Proseguendo verso il corso Europa, famosa per il suo giardino botanico, era la villa di Francesco Ricciardi, conte di Camaldoli. L’abitazione fu fatta costruire, per volontà del conte, nel 1817. Concepita come un vasto edificio neoclassico quadrato e collocata in posizione panoramica a 360° era completamente circondata dal verde. Il Ricciardi, interessato alle lettere e alle scienze, in particolare alla botanica, realizzò un grande e splendido giardino, l’Hortus Camaldulensis, dove sperimentava la messa a coltura e la riproduzione di specie rare e pregiate, con notevoli risultati scientifici, tanto che nel 1809, nell’Orto Botanico di Napoli, si annoverano otto specie di eucalipto, tra cui l’Eucalyptus camaldulensis il cui nome deriva proprio dal duca di Camaldoli che nel suo giardino raccolse una importante collezione di eucalipti.
Villa Ricciardi accoglieva ospiti illustri come il principe Cristiano di Danimarca e Alexandre Dumas padre, ma purtroppo nel 1848 i filoborbonici la incendiarono e la sua ricchissima biblioteca andò perduta. Nel primo Novecento la villa ospitava le vacanze estive degli alunni del collegio Vittorio Emanuele. Nel 1956 fu trasferito in Villa Ricciardi l’istituto per giovani ciechi che aveva sede in piazza Dante. Intorno al 1960 venne inaugurato il corso Europa che ne facilitò l’accesso.
Dove la collina del Vomero si congiunge con quella di Posillipo, a via Manzoni al numero 11, si trova Villa Patrizi. Una dimora gentilizia della metà del Settecento. Annessa a questa vi era la tenuta agricola che si estendeva sui due fianchi della collina; da un lato affacciava sul golfo di Napoli, dall’altro verso la zona flegrea. Era stata adibita a residenza signorile e arricchita dalle linee barocche di Ferdinando Sanfelice, subito riconoscibili nel portale, che si propone come un elegante boccascena teatrale che si apre sul bel cortile con portici e locali per carrozze e cavalli.

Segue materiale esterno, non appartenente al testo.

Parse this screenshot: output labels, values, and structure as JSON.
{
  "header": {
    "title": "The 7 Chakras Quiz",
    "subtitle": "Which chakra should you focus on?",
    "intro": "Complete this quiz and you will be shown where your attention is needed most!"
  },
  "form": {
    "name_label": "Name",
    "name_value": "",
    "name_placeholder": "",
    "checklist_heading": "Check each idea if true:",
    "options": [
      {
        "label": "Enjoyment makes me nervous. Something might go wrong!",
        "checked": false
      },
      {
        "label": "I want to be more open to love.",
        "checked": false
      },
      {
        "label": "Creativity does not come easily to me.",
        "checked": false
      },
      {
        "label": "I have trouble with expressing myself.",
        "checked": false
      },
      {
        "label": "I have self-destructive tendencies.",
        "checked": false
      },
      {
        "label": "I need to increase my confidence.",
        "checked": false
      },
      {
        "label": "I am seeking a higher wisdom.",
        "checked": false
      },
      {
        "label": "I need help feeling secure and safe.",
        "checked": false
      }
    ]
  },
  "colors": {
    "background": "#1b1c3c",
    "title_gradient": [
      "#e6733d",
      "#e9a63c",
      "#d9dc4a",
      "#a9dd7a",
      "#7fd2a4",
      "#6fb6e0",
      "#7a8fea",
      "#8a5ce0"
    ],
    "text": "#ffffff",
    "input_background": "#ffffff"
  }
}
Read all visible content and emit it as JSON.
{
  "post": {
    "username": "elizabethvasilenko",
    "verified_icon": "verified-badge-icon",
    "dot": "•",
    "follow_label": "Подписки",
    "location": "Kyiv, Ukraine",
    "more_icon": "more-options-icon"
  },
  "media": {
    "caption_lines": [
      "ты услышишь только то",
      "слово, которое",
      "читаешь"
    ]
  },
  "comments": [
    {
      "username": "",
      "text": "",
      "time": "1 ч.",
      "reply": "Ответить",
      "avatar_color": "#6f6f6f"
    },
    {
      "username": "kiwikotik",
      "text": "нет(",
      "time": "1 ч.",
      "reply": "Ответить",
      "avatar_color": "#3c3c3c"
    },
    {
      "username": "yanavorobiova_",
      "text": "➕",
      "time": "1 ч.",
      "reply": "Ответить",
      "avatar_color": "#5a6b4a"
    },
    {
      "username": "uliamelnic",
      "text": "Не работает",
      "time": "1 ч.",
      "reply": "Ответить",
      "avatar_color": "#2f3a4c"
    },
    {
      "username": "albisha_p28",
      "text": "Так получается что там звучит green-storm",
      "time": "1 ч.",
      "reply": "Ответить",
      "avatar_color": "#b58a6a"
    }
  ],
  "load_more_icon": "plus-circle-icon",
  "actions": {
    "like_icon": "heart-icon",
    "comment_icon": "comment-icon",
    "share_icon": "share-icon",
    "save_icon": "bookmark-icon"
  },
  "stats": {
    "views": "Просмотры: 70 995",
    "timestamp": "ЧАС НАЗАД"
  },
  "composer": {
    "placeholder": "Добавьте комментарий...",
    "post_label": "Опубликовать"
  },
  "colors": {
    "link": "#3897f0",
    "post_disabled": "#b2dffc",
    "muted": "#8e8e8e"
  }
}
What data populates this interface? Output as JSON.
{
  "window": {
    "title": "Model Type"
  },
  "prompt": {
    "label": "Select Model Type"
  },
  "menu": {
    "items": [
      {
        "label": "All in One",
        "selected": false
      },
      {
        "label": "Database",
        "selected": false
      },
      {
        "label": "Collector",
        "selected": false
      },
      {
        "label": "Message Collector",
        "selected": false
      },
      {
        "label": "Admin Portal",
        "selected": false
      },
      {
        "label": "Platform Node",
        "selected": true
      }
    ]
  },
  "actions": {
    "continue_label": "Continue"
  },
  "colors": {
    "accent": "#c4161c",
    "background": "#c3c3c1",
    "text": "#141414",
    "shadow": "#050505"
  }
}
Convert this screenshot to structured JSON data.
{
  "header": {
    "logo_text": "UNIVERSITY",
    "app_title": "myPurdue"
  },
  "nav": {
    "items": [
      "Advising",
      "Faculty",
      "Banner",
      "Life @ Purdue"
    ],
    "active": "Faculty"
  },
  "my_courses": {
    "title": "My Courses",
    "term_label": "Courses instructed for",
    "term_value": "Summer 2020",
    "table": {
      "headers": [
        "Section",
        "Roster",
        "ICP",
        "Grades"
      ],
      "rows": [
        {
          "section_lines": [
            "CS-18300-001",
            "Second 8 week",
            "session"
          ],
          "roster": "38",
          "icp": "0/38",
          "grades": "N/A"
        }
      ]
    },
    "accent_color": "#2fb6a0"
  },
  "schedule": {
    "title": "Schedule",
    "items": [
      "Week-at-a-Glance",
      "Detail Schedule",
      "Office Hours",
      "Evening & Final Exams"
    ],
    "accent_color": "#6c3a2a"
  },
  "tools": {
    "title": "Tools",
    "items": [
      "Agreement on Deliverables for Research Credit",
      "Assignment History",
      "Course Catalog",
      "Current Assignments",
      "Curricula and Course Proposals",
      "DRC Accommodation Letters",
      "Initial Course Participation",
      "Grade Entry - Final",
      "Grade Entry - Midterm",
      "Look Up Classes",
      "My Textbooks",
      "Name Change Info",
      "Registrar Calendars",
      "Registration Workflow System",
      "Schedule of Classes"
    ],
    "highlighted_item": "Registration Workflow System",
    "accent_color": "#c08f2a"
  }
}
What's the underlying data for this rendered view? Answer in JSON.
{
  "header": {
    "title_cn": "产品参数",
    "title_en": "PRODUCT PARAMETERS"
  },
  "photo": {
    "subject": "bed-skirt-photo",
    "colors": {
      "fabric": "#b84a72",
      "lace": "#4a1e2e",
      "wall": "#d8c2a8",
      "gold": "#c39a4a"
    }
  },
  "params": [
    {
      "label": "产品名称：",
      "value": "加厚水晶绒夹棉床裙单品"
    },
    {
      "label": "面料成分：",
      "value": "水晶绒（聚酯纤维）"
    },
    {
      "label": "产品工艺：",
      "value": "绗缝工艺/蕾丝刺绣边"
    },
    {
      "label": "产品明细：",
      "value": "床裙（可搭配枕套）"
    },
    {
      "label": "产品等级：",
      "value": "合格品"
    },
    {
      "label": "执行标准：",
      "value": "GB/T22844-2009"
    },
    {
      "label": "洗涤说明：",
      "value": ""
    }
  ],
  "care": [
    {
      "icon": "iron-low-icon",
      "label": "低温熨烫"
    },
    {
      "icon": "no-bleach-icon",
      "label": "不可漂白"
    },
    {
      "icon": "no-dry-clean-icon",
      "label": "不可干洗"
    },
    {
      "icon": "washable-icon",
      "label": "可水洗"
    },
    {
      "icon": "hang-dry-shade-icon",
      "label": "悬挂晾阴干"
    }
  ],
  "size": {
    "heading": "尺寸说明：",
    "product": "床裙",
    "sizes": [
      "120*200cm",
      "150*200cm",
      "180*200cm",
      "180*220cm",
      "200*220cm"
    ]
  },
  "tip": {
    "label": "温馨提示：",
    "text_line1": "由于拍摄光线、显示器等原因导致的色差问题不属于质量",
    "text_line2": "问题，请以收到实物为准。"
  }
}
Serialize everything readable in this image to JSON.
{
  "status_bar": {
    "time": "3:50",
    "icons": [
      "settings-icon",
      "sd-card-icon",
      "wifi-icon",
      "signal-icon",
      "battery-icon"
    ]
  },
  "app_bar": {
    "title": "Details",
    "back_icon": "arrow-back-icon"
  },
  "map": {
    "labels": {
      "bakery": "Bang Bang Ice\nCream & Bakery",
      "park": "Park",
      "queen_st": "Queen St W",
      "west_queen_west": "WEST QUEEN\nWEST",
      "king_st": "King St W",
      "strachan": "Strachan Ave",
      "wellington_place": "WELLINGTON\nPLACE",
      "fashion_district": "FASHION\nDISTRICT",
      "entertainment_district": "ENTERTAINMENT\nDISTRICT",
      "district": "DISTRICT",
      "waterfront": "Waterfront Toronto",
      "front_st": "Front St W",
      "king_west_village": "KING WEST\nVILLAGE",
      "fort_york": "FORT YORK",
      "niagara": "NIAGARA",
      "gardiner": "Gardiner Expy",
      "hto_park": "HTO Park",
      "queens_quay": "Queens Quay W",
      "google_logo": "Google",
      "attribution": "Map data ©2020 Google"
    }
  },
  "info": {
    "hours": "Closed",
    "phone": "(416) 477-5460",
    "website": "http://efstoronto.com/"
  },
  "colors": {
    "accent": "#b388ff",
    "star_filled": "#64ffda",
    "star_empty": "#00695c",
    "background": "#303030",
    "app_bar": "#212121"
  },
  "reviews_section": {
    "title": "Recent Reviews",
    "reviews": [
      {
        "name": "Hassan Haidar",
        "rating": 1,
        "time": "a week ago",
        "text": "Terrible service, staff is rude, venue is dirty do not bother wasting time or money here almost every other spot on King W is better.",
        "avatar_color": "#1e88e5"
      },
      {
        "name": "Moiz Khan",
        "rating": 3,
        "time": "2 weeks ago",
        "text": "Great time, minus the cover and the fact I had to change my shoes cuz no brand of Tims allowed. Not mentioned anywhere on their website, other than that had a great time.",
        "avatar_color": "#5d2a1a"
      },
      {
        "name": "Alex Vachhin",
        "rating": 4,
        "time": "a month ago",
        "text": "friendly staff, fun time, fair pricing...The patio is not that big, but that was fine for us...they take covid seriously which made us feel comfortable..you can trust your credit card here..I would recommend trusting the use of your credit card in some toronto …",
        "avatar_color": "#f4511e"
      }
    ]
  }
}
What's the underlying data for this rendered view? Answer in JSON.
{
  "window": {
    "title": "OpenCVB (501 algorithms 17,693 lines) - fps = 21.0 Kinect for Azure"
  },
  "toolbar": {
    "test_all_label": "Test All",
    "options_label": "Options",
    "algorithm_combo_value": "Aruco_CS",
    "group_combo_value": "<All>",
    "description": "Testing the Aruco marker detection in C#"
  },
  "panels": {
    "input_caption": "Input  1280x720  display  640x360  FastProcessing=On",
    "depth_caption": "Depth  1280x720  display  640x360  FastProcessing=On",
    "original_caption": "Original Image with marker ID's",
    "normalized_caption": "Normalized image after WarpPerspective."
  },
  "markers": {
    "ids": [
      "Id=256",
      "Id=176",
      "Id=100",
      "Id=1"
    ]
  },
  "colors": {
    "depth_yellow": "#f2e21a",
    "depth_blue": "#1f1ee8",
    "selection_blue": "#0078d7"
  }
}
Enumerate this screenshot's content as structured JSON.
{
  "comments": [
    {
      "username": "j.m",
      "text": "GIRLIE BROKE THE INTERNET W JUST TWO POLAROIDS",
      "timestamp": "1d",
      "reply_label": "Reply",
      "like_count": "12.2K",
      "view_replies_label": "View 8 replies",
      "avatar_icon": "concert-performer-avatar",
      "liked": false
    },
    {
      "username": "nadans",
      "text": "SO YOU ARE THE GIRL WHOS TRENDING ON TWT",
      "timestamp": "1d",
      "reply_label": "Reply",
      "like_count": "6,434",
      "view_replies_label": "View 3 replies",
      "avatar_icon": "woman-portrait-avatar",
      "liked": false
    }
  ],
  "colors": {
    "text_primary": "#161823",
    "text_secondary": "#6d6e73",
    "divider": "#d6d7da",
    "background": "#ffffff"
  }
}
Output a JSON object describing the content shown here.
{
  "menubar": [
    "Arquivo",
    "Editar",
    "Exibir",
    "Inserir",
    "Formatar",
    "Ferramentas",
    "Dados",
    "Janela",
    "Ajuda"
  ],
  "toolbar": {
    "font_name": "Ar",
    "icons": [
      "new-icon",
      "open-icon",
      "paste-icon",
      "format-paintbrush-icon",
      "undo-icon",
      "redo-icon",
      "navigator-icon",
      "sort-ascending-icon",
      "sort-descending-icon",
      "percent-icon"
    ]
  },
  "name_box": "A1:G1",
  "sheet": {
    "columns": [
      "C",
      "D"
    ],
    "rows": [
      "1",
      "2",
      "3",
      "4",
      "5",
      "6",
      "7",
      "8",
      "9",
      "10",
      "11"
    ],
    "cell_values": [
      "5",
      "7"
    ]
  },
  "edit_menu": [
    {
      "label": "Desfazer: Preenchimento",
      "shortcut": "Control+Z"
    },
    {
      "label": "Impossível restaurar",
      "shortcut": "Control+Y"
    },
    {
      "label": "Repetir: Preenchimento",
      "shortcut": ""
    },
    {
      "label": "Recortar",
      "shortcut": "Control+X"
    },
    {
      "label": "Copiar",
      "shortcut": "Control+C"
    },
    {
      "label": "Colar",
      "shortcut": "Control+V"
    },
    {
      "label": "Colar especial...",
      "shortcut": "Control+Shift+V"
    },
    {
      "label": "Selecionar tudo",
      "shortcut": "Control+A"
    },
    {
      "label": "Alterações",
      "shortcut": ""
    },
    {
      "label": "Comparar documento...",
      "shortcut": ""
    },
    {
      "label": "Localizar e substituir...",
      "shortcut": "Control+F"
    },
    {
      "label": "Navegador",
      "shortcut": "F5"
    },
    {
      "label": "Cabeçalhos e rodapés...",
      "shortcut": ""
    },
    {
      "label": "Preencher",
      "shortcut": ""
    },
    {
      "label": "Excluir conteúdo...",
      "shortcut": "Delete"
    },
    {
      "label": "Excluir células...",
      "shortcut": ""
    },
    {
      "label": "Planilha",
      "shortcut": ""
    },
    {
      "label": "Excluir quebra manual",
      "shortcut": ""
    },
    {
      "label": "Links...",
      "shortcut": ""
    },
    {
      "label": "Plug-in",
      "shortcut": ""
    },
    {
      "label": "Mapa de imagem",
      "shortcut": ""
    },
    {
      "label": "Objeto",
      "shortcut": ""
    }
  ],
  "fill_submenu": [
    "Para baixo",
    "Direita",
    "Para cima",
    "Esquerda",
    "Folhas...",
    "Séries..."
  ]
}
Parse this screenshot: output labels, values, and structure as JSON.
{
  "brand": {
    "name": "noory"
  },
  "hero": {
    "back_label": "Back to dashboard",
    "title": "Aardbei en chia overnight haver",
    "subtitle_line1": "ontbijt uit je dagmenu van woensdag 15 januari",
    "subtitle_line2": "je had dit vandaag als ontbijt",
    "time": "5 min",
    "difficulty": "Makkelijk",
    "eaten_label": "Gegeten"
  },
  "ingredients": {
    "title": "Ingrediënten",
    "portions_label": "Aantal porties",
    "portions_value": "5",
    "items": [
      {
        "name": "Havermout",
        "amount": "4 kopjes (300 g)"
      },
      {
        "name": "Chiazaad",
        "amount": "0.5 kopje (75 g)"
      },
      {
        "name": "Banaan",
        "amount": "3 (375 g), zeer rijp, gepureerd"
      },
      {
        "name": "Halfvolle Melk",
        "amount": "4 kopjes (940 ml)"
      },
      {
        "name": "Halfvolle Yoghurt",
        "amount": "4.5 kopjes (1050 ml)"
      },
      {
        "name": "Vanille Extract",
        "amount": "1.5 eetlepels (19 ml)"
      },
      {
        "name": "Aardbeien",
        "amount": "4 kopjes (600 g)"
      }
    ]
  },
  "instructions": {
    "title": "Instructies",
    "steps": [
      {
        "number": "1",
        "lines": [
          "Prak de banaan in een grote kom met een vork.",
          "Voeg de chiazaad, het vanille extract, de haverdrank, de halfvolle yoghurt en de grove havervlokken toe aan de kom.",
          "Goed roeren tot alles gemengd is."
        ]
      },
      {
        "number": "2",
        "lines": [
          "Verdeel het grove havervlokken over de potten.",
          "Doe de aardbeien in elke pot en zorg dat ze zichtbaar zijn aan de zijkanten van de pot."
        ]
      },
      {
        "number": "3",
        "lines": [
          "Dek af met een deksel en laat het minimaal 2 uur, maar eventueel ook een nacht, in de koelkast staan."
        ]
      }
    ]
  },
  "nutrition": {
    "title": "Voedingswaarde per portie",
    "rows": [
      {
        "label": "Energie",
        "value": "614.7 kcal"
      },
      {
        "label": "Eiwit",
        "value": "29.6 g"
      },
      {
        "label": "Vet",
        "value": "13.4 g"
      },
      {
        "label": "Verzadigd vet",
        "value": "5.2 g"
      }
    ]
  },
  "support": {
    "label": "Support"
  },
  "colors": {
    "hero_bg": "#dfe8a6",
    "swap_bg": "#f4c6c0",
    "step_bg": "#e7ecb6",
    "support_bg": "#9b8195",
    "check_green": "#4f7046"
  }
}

L’abitazione di tre piani ha ampie terrazze, la più bella si queste si trova al piano terra, semicircolare, che un tempo conduceva al parco – non più annesso alla proprietà che conserva solo uno spazio di 560 metri quadri. Elemento di grande importanza, all’interno della villa, non sono soltanto gli affreschi con i cicli della vendemmia, ma soprattutto la presenza del teatrino settecentesco, probabilmente unico esempio di teatro privato ancora esistente – ha subito qualche modifica nell’Ottocento – e poco più di venti anni fa era in perfetto stato d’uso con una capienza di un centinaio di posti.
Le pareti delle sale e il soffitto sono totalmente affrescati con eleganti giochi prospettici tanto che nella parete in alto di fronte al palcoscenico un indovinato trompe-l’oeil dà la sensazione che da un palchetto sovrastante il piccolo coro ligneo dorato una coppia di spettatori in parrucca guardi la scena, scrivono Yvonne Carbonaro e Luigi Cosenza.
Per tutto l’Ottocento la famiglia Patrizi ha portato avanti, al Vomero, questa tradizione di mecenatismo e cultura con concerti e spettacoli. Durante la Seconda guerra mondiale il teatro è stato requisito dalle truppe alleate subendo danni, acuitisi poi con il terremoto dell’Ottanta. Dal 1987 al 1988 il locale è stato gestito da una società privata, la Proscenio, ma poi nel 1998, a seguito di un incendio, è stato nuovamente chiuso e da allora non è più funzionante.